The track record for North Carolina’s system for selling liquor is a lot like the driving performance of a guy who’s had too much to drink — it’s all over the place.
On the one hand, North Carolina’s Alcoholic Beverage Control system has an interesting profitability record. The state ranks seventh in the country in total revenue from liquor sales. But North Carolina is 45th in alcohol consumption. It seems we’re paying a lot for what little we drink.
On the other hand, the ABC network is a mess. The state governs the distribution of hard liquor to individual boards, but that’s a big network. There are 150 ABC boards that are run on the local level. That’s 50 more boards than the state has counties. And not all of them are efficient or even profitable.
There are seven different ABC boards in Robeson County alone, for example, to manage eight different stores. As The Charlotte Observer reported last week, two of those boards lost money. Two barely broke even. Others had profits ranging from 3.3 percent to 5 percent.
A legislative commission has recommended abandoning the ABC system in its present form and giving more control of the stores to the state. The state’s first mission, the commission says, should be to make money.
Certainly, a county like Robeson could be managed more effectively through one county ABC board instead of seven. But we would hate to see too much control ceded to Raleigh.

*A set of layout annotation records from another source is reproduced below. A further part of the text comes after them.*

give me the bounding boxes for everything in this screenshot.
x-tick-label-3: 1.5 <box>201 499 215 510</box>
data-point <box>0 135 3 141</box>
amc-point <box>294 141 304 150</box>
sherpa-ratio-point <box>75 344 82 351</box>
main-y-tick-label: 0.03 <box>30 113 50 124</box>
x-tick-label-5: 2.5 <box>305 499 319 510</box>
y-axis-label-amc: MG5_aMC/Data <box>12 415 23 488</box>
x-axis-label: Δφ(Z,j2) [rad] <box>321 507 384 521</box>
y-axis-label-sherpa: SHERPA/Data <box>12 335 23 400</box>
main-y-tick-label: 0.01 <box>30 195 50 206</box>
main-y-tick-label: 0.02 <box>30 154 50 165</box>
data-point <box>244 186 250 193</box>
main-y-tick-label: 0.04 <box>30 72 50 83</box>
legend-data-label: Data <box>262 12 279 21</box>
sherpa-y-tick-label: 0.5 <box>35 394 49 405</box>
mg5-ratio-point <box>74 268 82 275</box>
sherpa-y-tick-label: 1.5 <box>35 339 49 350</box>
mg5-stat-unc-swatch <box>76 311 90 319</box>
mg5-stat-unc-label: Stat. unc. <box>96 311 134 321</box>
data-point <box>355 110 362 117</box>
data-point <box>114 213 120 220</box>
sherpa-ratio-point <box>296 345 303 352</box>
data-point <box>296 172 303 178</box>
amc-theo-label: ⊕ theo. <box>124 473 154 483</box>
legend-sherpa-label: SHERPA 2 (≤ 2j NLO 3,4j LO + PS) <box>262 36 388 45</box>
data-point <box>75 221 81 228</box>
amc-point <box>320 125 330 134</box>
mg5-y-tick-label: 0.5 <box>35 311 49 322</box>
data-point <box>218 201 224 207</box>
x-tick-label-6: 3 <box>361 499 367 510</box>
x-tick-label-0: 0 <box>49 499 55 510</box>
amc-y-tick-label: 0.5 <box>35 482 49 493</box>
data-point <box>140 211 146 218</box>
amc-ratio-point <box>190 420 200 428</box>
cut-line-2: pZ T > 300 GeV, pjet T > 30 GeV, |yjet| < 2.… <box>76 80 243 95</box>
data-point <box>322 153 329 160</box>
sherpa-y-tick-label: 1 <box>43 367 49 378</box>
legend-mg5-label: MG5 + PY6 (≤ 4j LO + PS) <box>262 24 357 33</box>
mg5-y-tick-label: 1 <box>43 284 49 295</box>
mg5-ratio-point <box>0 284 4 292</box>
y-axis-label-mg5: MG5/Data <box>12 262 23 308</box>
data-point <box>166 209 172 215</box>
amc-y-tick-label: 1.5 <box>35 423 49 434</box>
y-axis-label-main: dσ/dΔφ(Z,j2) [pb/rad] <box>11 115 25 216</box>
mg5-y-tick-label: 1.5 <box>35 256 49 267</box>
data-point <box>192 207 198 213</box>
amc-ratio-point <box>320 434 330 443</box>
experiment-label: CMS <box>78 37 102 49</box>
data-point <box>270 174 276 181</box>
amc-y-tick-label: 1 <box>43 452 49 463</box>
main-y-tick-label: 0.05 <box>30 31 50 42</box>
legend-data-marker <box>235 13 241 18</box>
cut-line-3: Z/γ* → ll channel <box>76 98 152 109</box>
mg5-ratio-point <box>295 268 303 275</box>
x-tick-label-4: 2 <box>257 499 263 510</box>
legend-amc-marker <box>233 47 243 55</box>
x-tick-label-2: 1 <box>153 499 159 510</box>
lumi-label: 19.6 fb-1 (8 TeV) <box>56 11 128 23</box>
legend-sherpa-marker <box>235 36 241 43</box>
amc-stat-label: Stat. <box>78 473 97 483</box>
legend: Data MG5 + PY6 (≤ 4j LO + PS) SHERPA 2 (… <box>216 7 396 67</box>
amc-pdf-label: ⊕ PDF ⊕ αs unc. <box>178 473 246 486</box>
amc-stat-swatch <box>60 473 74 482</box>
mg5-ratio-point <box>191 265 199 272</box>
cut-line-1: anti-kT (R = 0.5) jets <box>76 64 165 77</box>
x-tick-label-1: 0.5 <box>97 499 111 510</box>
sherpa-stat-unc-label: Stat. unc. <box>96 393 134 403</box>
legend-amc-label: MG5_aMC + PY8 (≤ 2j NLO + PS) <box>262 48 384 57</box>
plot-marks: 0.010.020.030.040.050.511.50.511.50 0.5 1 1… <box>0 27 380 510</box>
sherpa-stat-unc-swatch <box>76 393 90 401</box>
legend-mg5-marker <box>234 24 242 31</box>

The location and appearance of ABC stores, for example, probably will be managed better by folks who live in the same counties. The last thing anyone wants to see is the kind of seedy liquor stores that fill the inner-cities of states where there is little or no local say in where or how stores are operated.
Perhaps it’s time for the state to offer broad guidelines on the sales of hard liquor, including the number of local boards that can make decisions on location and operation practices.
But the revenue stream for alcohol sales overall suggests the state isn’t hurting too much through the system as it is right now. The N.C. General Assembly would do well to proceed with caution on this issue.